Not only is it Whitney’s 24th birthday today, but it is my anniversary. Aadam and I are celebrating 15 years of marriage, such a wonderful milestone. Can’t believe we make it, year after year. It hasn’t been easy. It has been so hard. I won’t sugar coat anything, I see countless people post on their Facebook statuses how magically and wonderful their marriage is, lots of fluff…it’s not that I don’t believe it, I just think what makes you so special that you can avoid real life problems, finances, death, anything that can break a marriage up. How is it that your marriage is perfect and mine is not? Sometimes I wonder where my blessings are. God where? In the trueness of this statement I know I have many blessings… healthy kids, wonderful friends, my family, transportation and a house. Aadam’s job went through quite a change up a few years ago and our income has been cut drastically and the economy that enslaves you to the gas pump and high prices of food, daily needs that can’t be substituted never end. Although I have used my addiction to pinterest to help me find cheaper ways to make some of those daily items last longer and save me at least a few bucks at the end of the year. Aadam and I have been through hell and back…many things that would end a marriage, we are warriors! We have made it despite the heavy on slot of unrelenting sadness, distractions and overwhelming circumstances. For me celebrating 15 years is a huge accomplishment…Aadam has been there for me, I for him through the good times and bad…mostly bad in the last few years, but I am waiting for the good times to roll in again…maybe the next 15 will prove to be a better ratio.

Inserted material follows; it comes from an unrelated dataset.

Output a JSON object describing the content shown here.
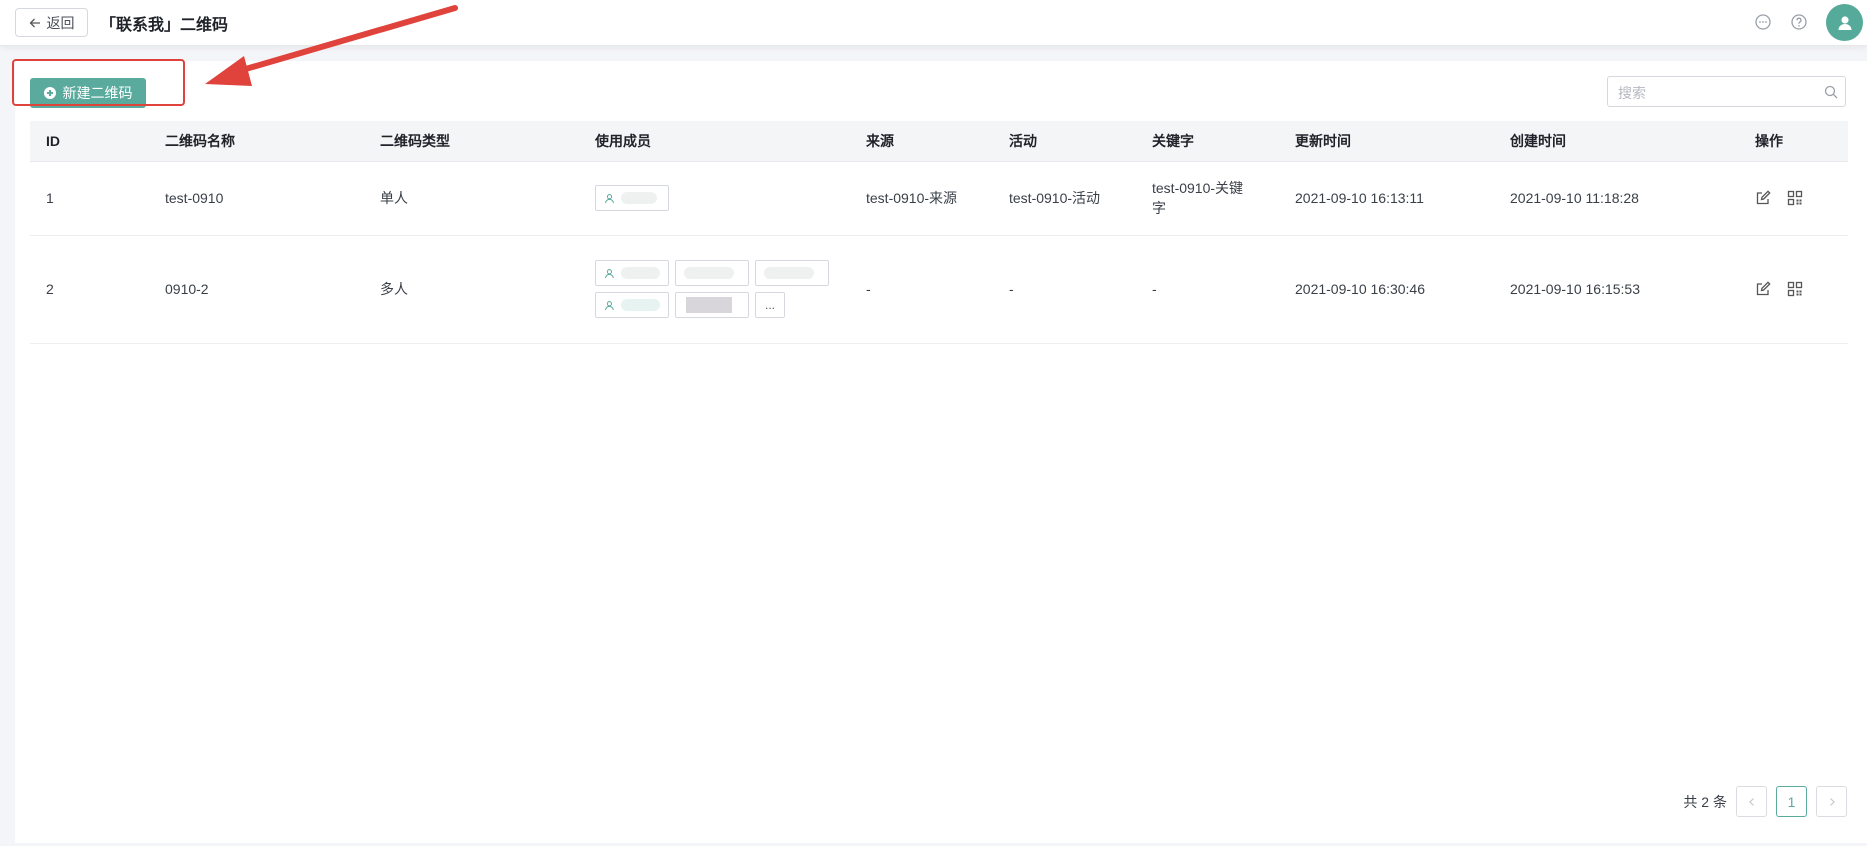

Today as we can celebrate our accomplishment, it is a bitter sweet day because of Whitney’s birthday. She would have been 24. We all miss her, we HATE that she is gone. I can’t understand why and I won’t till I see Jesus face to face, but then I won’t even care, because she will be there. I will see her in Heaven a place I can’t wait to be in! Please think of our family as we celebrate Whitney today! Remember my mom, she struggles more than I can describe. Her loss is a child. Parents never prepare to bury a child. Please say an extra special prayer for her!